Bring It On — which came out 15 years ago on Aug. 25, 2000 — is packed with high-flying stunts, quick choreography, and quotable quips, from its opening dream sequence to its carefree “Hey Mickey!” finish.
But for Peyton Reed, who directed the 2000 cheerleading film, the best scene in the movie had nothing to do with cheerleading at all. No Toros or Clovers cheers here — it doesn’t even have dialogue.
His favorite moment, he revealed to EW, is the memorable tooth-brushing-as-flirting scene between Torrance (Kirsten Dunst) and Cliff (Jesse Bradford).
“I loved that it was a wordless scene and it creates this tension … they clearly have feelings for each other and it’s this weird banter that really plays out through the way they brush their teeth!” he laughed. “There’s a moment where Kirsten kind of blocks her spitting [the toothpaste] and it was just really cute and I was really pleased with the chemistry they had in that scene together.”
“It felt like something out of an old ‘40s movie, where it was not a dialogue-based scene — there’s so much dialogue in these snappy comebacks and things in the movie,” he added, “and then here’s a scene that was a much more quiet, but you clearly knew what each of those actors was thinking at the time.”
Another highlight? Missy’s (Eliza Dushku) first scene in the film, when she tries out for the Toros squad. “I always liked that a lot,” he said.
Bring It On was Reed’s first feature film, and he recalled the set feeling somewhat akin to being “a camp counselor at a summer camp.”

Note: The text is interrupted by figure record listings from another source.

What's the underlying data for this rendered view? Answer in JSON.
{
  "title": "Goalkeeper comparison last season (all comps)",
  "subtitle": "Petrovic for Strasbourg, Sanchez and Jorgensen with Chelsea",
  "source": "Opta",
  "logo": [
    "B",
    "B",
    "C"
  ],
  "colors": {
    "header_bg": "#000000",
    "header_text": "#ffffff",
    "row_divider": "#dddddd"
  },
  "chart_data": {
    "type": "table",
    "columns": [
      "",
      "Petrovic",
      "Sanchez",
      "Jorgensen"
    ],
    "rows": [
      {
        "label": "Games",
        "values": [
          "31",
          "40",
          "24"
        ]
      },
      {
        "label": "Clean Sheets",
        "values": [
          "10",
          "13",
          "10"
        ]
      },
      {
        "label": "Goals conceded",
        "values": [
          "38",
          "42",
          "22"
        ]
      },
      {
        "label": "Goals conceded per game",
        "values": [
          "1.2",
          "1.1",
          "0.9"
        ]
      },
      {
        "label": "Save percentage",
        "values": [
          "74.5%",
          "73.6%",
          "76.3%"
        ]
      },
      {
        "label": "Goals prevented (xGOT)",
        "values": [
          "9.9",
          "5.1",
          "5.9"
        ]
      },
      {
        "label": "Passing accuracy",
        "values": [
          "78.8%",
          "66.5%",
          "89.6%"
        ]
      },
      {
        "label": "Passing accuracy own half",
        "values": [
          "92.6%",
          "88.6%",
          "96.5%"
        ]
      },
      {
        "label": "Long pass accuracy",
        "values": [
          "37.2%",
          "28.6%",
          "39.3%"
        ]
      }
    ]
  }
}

“We had these young actors and they were all so enthusiastic about being in a movie, and I just remember the feeling on the set was. It really did mirror what it would be like at a cheer competition — it was all enthusiasm,” said Reed, who has since directed The Break-Up, Yes Man and this summer’s Ant-Man. “I’ve made a lot of movies since then, but there’s something about that first experience, and certainly because it came out well — I remember being nervous a couple of weeks before it was going to it came out, [thinking,] Is anybody gonna go see a competitive cheerleader comedy? And the fact that it came out and ended up doing well, it was such a great first experience to have as a first movie. So I have really great, fond memories of making that movie.”
The night Bring It On opened, Reed traveled around in a van to different theaters with producer Marc Abraham, Dunst, and the actress’ mother to see how the film was playing with audiences, and they were all together when it became clear it would open that weekend at No. 1.
“I remember Kirsten kind of tearing up and [saying], ‘Oh my god, I have a No. 1 movie!’ She was 17 at the time,” he said. “It was amazing, and Marc Abraham turned to me and said ‘Man, this is only gonna happen once, it is not gonna get any better than this. So just remember tonight.’ It was such an amazing feeling that it was really, I think even more amazing for me because it was so unexpected.”
“It’s definitely a movie about teamwork and kids coming together and working together and it kind of mirrors the way we made the movie,” he went on. “We didn’t have a lot of money to make the movie, and it was my first movie, so I was just running on pure adrenaline and I guess that’s kind of what cheerleaders do [laughs]. It was a great feeling.”